Mereka tertawa bersama sambil berjalan masuk ke arah ruang makan. Hyuna masih bertanya-tanya sama dirinya sendiri tentang perasaan hangat dan rindu yang tiba-tiba Dia rasakan saat dia memeluk tubuh mommy Liana. Sedangkan mommy liana bertekad untuk bertanya kepada Dimas tentang sesuatu hal yang membuatnya resah.


Mereka sudah duduk di depan Meja makan. Menu makanan malam ini begitu menggugah selera dan menunya dari berbagai negara. Sesuai negara asal tamu sang pemilik rumah. Mereka makan dengan suasana kekeluargaan yang begitu kental Dan penuh keakraban.


Setelah mereka makan, mereka memutuskan untuk berbincang-bincang di ruang tengah rumah pak Richard. Mommy liana kembali menyuguhkan aneka minuman dan makanan.


Setelah dirasa waktu yang pas, mommy Liana membuka percakapan diantara mereka, mommy Liana tidak ingin menunda-nunda terlalu lama lagi.


"Maaf boleh kah mommy tahu nama ibu kandungmu.?" Tanya Mommy Liana di depan Hyuna.


Hyuna yang ditanya kembali bengong sambil menatap wajah mommy Liana. Sedangkan Dimas dan Dessy heran dengan sikap istri dari kliennya itu. Karena Hyuna tidak menjawab perkataan dari mommy Liana. Sehingga Dimas menyenggol lengan Hyuna agar tersadar dari lamunannya.


"Nama mami Hyuna maksud mommy Liana yah??." Tanya balik Hyuna.


"Iya, benar sekali Nak mommy ingin tahu saja, soalnya wajahmu mengingatkan mommy dengan sahabat mommy yang sudah meninggal dunia" ucap mommy Liana sambil menyeka air matanya.

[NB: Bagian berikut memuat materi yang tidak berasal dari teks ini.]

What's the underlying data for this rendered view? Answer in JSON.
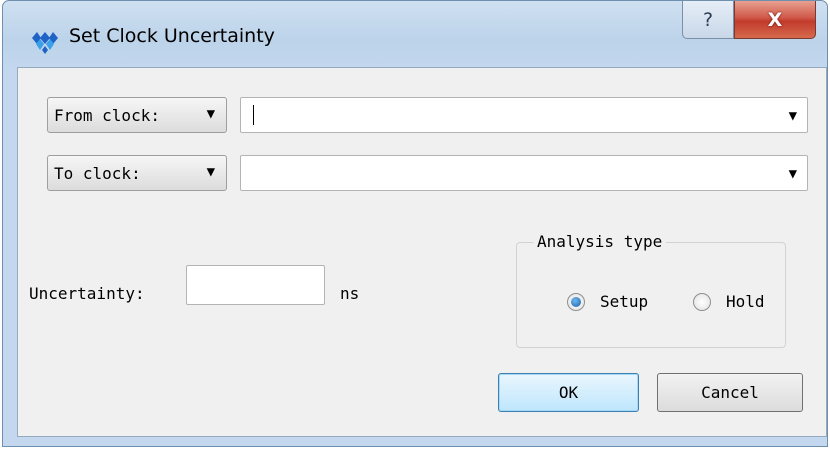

Pak Richard menyentuh lengan Istrinya agar istrinya sabar dan kuat. Psk Richard tersenyum ke arah Hyuna agar Hyuna segera menjawab pertanyaan tersebut.


"Mommy Hyuna bernama Lee Hana" ucap Hyuna ucap singkat Hyuna.


Mommy Liana berdiri dan berjalan ke arah Hyuna dan langsung memeluk tubuh Hyuna dan langsung menangis tersedu-sedu. Liana sedih sekaligus Bahagia karena akhirnya bisa bertemu dengan putri Sahabat terbaiknya dari Korea Selatan. Mommy Liana semakin terisak ketika mengingat perjuangan sahabatnya disaat sahabatnya mempertahankan hubungan asmaranya dengan kekasihnya dulu yang harus berakhir karena perjodohan Lee Hana waktu itu.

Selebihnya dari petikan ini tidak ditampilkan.